La Photographie

Il y a un an, à peu de choses près, je laissais tomber mon travail comme directeur de la communication dans une marque de ready to wear pour devenir photographe. À l'époque, je disais que j'allais devenir plein de choses en même temps, ça devait me faire peur de devenir seulement photographe parce que... Mais pourquoi d'ailleurs ? Pourquoi est-ce qu'on a peur que nos enfants deviennent photographes - ou d'une manière générale, "artiste" ? Pourquoi a-t-on peur de le devenir ? Et a-t-on raison d'avoir peur ?

J'ai su que je voulais faire de la photographie il y a très longtemps. J'ai eu mon premier appareil pour mes 8 ans et j'adorais ça, même si à l'époque ça voulait surtout dire que ça coûtait très cher et que donc je n'allais pas pouvoir faire toutes les photos que je voulais aussi facilement. Je suis aussi de la génération des appareils jetables, privilège dont j'ai usé et abusé plus d'une fois.

Pourquoi alors ai-je commencé des études de droit ? Pourquoi ne pas avoir commencé plutôt des études de photographie ?



Un premier élément de cette réponse se trouve à mon sens dans l'éducation que l'on reçoit. On ne nous dit jamais qu'on peut être artiste. Ou du moins on ne encourage certainement pas à l'être. Pourtant tous les enfants/adolescents ne sont pas prêts à devenir banquie(è)r(e)s, ou avocat(e)s ou même assistant(e)s social(e)s. Je suis même à peu près certain que très peu d'enfants rêvent de vivre de ces professions. En revanche je sais que je rêvais déjà à 15 ans de vivre du cinéma ou de la photographie.
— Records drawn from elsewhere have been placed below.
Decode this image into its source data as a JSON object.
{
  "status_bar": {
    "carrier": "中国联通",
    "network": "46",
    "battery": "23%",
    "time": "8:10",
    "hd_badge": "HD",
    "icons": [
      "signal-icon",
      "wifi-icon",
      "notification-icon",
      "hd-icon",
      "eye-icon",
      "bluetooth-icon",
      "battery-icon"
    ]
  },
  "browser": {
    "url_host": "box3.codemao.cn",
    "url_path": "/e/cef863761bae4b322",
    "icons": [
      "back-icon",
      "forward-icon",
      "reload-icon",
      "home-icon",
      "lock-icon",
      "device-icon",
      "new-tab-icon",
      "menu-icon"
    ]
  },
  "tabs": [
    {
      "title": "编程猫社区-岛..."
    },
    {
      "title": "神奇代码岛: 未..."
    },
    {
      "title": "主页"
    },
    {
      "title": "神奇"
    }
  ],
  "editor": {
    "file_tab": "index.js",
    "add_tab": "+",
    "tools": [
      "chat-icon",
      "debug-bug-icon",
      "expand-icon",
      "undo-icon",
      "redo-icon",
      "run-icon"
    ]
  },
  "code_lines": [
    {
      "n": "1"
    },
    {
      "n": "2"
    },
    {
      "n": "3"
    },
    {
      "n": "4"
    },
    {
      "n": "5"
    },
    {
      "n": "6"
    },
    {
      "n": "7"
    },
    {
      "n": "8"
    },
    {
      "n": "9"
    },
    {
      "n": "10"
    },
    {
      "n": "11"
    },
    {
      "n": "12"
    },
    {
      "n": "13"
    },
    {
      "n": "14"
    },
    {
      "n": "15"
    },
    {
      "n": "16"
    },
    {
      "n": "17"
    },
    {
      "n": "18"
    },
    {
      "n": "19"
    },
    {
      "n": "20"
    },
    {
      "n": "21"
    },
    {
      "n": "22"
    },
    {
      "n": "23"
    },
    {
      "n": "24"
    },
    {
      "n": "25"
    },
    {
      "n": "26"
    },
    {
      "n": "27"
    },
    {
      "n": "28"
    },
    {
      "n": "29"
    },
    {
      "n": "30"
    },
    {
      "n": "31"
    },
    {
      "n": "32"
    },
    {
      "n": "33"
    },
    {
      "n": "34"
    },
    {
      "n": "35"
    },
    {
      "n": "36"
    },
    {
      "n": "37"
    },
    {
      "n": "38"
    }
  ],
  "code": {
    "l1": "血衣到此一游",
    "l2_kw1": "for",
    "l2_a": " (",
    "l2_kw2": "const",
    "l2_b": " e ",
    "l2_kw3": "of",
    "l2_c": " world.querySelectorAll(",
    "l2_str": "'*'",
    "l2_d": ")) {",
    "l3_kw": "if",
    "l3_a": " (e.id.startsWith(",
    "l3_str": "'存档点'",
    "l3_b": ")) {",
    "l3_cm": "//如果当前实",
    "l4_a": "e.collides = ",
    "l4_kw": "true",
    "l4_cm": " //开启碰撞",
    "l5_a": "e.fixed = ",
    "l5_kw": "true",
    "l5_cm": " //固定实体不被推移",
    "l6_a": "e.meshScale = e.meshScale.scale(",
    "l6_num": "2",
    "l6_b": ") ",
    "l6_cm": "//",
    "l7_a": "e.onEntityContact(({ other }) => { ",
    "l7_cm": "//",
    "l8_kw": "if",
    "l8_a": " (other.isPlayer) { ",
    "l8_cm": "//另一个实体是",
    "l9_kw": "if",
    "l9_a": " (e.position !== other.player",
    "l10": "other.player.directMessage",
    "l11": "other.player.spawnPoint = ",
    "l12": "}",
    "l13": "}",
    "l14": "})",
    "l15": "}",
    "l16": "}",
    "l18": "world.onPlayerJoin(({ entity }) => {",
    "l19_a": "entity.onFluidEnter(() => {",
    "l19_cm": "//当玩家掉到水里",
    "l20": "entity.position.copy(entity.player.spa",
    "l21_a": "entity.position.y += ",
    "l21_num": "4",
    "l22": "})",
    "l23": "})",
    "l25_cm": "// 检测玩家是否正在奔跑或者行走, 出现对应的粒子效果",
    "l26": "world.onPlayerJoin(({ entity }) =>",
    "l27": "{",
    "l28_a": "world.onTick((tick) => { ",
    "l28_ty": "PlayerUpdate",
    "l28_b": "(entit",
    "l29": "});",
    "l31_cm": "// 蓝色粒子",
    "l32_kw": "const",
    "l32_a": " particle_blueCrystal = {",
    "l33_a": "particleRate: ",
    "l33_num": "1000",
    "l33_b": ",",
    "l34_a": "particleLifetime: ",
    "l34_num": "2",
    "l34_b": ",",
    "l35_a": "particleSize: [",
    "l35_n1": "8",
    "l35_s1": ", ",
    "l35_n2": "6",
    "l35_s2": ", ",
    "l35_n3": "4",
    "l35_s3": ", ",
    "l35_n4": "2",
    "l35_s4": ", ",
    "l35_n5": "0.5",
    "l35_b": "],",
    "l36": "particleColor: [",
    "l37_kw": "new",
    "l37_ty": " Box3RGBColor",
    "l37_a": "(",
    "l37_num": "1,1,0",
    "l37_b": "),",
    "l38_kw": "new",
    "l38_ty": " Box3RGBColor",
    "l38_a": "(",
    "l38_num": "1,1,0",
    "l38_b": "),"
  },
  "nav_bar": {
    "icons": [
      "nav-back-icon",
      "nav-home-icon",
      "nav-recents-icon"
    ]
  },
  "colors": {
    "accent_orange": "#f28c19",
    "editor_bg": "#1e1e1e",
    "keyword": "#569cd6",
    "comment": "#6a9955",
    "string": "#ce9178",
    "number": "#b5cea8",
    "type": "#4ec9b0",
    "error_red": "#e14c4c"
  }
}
Alors pourquoi le système éducatif public français - dont je suis un produit 100% pur jus - ne nous encourage pas à suivre cette voix ? Il y a d'excellentes écoles de cinéma en France - la Fémis pour ne citer qu'elle.

Un deuxième élément de réponse se trouve chez mes parents. Quand un enfant vous dit qu'il veut devenir photographe, la première pensée qui effleure la majorité des parents est "ça va être très compliqué", ou bien encore "des milliers d'appelés, peu d'élus" - une phrase qui a bercé mon adolescence. Et je comprends mes parents même si je ne suis moi-même pas parent. L'idée de devoir donner toutes les clefs à un enfant me terrifie, alors l'idée qu'elle/il puisse vivre mal ou ne pas subvenir à ses besoins me remplit d'une angoisse absolument indescriptible.
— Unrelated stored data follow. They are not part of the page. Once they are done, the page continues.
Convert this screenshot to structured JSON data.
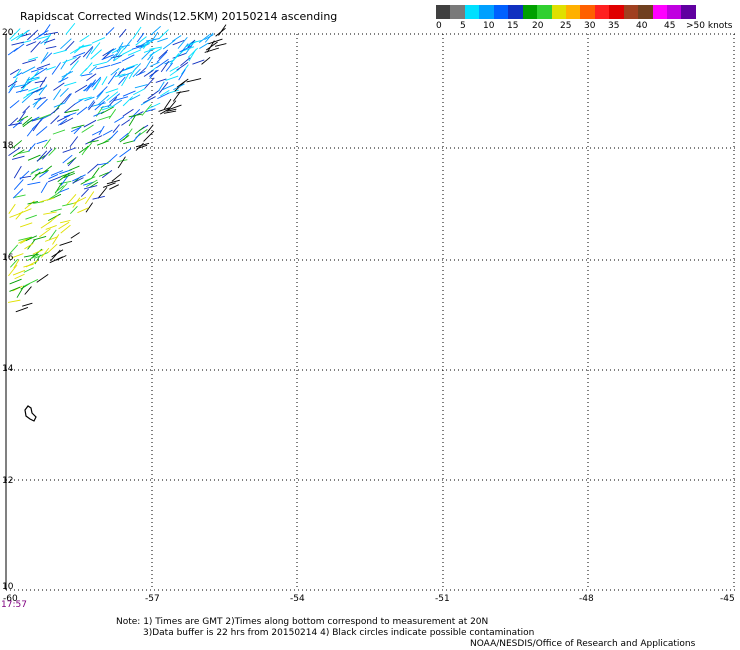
{
  "title": "Rapidscat Corrected Winds(12.5KM) 20150214 ascending",
  "colorbar": {
    "colors": [
      "#404040",
      "#7a7a7a",
      "#00e0ff",
      "#00a0ff",
      "#0060ff",
      "#1030c0",
      "#00a000",
      "#30d030",
      "#e0e000",
      "#ffb000",
      "#ff6000",
      "#ff2020",
      "#e00000",
      "#a04020",
      "#704020",
      "#ff00ff",
      "#c000e0",
      "#6000a0"
    ],
    "labels": [
      "0",
      "5",
      "10",
      "15",
      "20",
      "25",
      "30",
      "35",
      "40",
      "45",
      ">50 knots"
    ]
  },
  "axes": {
    "lat_labels": [
      "20",
      "18",
      "16",
      "14",
      "12",
      "10"
    ],
    "lon_labels": [
      "-60",
      "-57",
      "-54",
      "-51",
      "-48",
      "-45"
    ]
  },
  "time_label": "17:57",
  "notes": {
    "line1": "Note: 1) Times are GMT 2)Times along bottom correspond to measurement at 20N",
    "line2": "3)Data buffer is 22 hrs from 20150214 4) Black circles indicate possible contamination",
    "line3": "NOAA/NESDIS/Office of Research and Applications"
  }
}
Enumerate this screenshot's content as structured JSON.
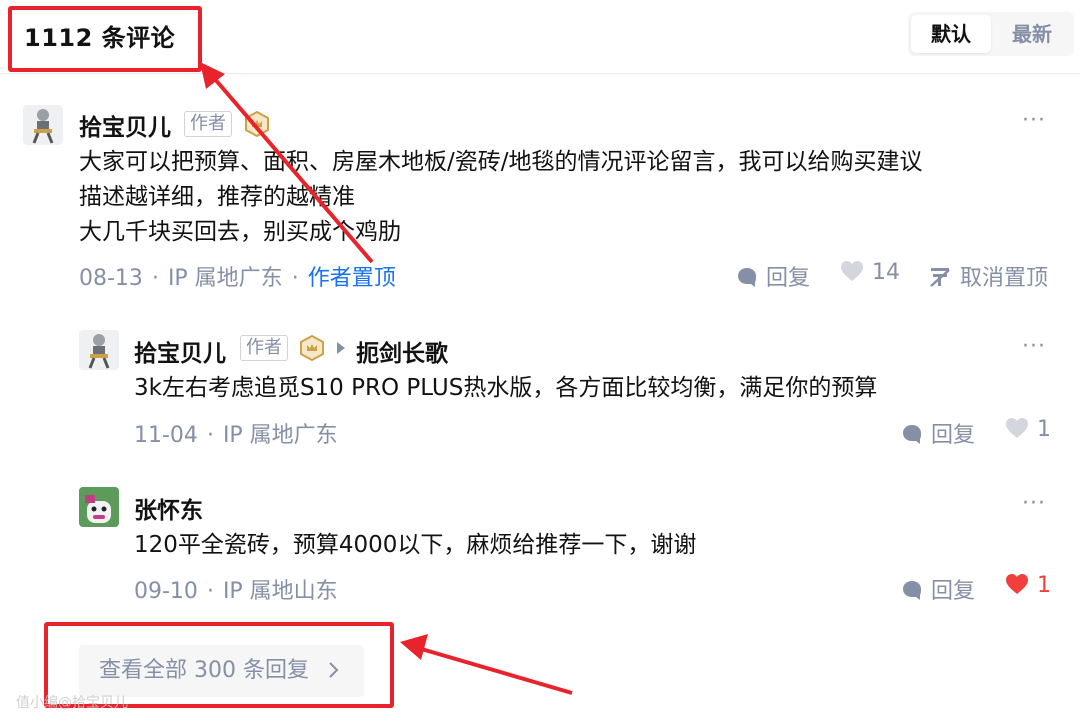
{
  "header": {
    "count_label": "1112 条评论",
    "sort_default": "默认",
    "sort_newest": "最新"
  },
  "comments": [
    {
      "author": "拾宝贝儿",
      "author_tag": "作者",
      "lines": [
        "大家可以把预算、面积、房屋木地板/瓷砖/地毯的情况评论留言，我可以给购买建议",
        "描述越详细，推荐的越精准",
        "大几千块买回去，别买成个鸡肋"
      ],
      "date": "08-13",
      "ip": "IP 属地广东",
      "pinned_label": "作者置顶",
      "reply_label": "回复",
      "likes": "14",
      "unpin_label": "取消置顶"
    },
    {
      "author": "拾宝贝儿",
      "author_tag": "作者",
      "reply_to": "扼剑长歌",
      "text": "3k左右考虑追觅S10 PRO PLUS热水版，各方面比较均衡，满足你的预算",
      "date": "11-04",
      "ip": "IP 属地广东",
      "reply_label": "回复",
      "likes": "1"
    },
    {
      "author": "张怀东",
      "text": "120平全瓷砖，预算4000以下，麻烦给推荐一下，谢谢",
      "date": "09-10",
      "ip": "IP 属地山东",
      "reply_label": "回复",
      "likes": "1",
      "liked": true
    }
  ],
  "view_all_label": "查看全部 300 条回复",
  "more_label": "···",
  "separator": "·",
  "watermark": "值小编@拾宝贝儿",
  "colors": {
    "accent_blue": "#1772f6",
    "muted": "#8590a6",
    "like_red": "#f1403c",
    "annotation_red": "#e8232b"
  }
}
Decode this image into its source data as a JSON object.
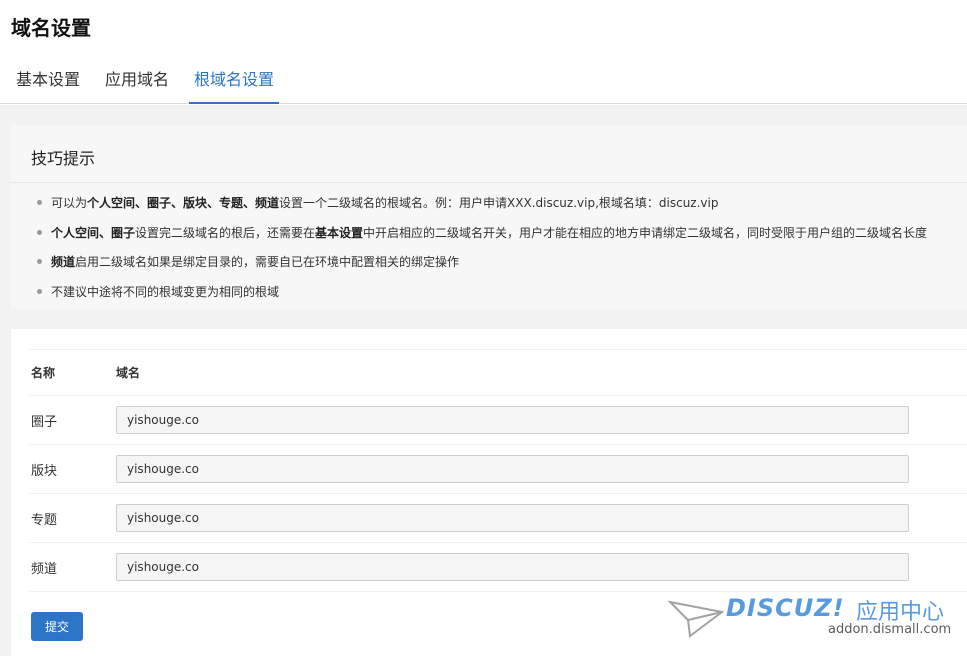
{
  "page": {
    "title": "域名设置"
  },
  "tabs": [
    {
      "label": "基本设置",
      "active": false
    },
    {
      "label": "应用域名",
      "active": false
    },
    {
      "label": "根域名设置",
      "active": true
    }
  ],
  "tips": {
    "title": "技巧提示",
    "items": [
      {
        "parts": [
          {
            "text": "可以为",
            "bold": false
          },
          {
            "text": "个人空间、圈子、版块、专题、频道",
            "bold": true
          },
          {
            "text": "设置一个二级域名的根域名。例：用户申请XXX.discuz.vip,根域名填：discuz.vip",
            "bold": false
          }
        ]
      },
      {
        "parts": [
          {
            "text": "个人空间、圈子",
            "bold": true
          },
          {
            "text": "设置完二级域名的根后，还需要在",
            "bold": false
          },
          {
            "text": "基本设置",
            "bold": true
          },
          {
            "text": "中开启相应的二级域名开关，用户才能在相应的地方申请绑定二级域名，同时受限于用户组的二级域名长度",
            "bold": false
          }
        ]
      },
      {
        "parts": [
          {
            "text": "频道",
            "bold": true
          },
          {
            "text": "启用二级域名如果是绑定目录的，需要自已在环境中配置相关的绑定操作",
            "bold": false
          }
        ]
      },
      {
        "parts": [
          {
            "text": "不建议中途将不同的根域变更为相同的根域",
            "bold": false
          }
        ]
      }
    ]
  },
  "form": {
    "headers": {
      "name": "名称",
      "domain": "域名"
    },
    "rows": [
      {
        "label": "圈子",
        "value": "yishouge.co"
      },
      {
        "label": "版块",
        "value": "yishouge.co"
      },
      {
        "label": "专题",
        "value": "yishouge.co"
      },
      {
        "label": "频道",
        "value": "yishouge.co"
      }
    ],
    "submit_label": "提交"
  },
  "watermark": {
    "brand": "DISCUZ!",
    "suffix": "应用中心",
    "url": "addon.dismall.com"
  },
  "colors": {
    "accent": "#2c75c6",
    "panel_bg": "#f2f2f2",
    "input_bg": "#f5f5f5"
  }
}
Enfin, un troisième élément et pas des moindres, a été ma propre peur de me confronter, pendant des années, à une réalité qui me dépassait. En d'autres termes : il est beaucoup plus confortable de se plaindre et d'avoir peur que de se dire "je vais le faire, et je vais y arriver". Parce qu'alors on se lance dans une aventure où il faut oublier le confort.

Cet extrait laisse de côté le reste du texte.